A large group gathered outside the facility Tuesday afternoon to protest the family separations.
Meanwhile, several local nonprofits in the Denver area are working to assist the families waiting to be reunited.
Sarah Jackson, who runs Casa de Paz, a nonprofit that temporarily houses detainees released from the Aurora facility, said only one detainee has been released in Aurora so far, a woman who fled Guatemala seeking asylum in the United States.
“Her husband tried to kill her, and along her way (to the U.S.) she said it was horrific, because they were robbed of all their possessions,” she said.
The mother was separated from her 7-year-old daughter at the border. She was sent to Colorado.

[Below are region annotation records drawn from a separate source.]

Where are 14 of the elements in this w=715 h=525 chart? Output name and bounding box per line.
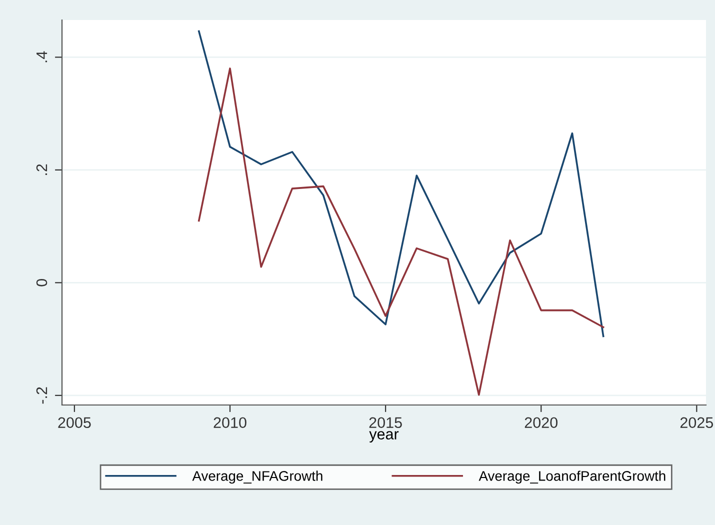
legend-label: Average_NFAGrowth bbox=[192, 470, 322, 484]
x-tick-label: 2010 bbox=[214, 417, 246, 428]
x-tick-label: 2020 bbox=[524, 417, 558, 428]
x-axis-title: year bbox=[369, 431, 399, 443]
line-series bbox=[198, 68, 604, 396]
x-tick-label: 2015 bbox=[369, 417, 402, 428]
y-tick-label: .4 bbox=[36, 51, 48, 62]
y-tick-label: .2 bbox=[36, 164, 48, 175]
line-series bbox=[198, 30, 604, 338]
x-tick-label: 2005 bbox=[58, 417, 91, 428]
legend-label: Average_LoanofParentGrowth bbox=[478, 470, 666, 484]
y-tick-label: 0 bbox=[36, 279, 48, 286]
y-tick-label: -.2 bbox=[36, 387, 48, 404]
x-tick-label: 2025 bbox=[680, 417, 714, 428]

Her daughter was transported to a camp in Texas.
“And she had no way to know the conditions, how she was being treated, and if she was OK,” said Jackson.
The family separations are causing worries for parents, but it’s even more traumatic for children.
Kirk Ward with Mount Saint Vincent, a nonprofit that treats kids coping with trauma, said he fears many of the children heard crying at the border camps will suffer separation anxiety depression and even post-traumatic stress disorder issues that will last well into adulthood.
“If that trauma continues over a long period of time that can actually begin to shift brain development because it becomes more of a chronic trauma,” Ward said.
Ward hopes Wednesday’s executive order will lessen the impact, and be something that will now allow families to reunite.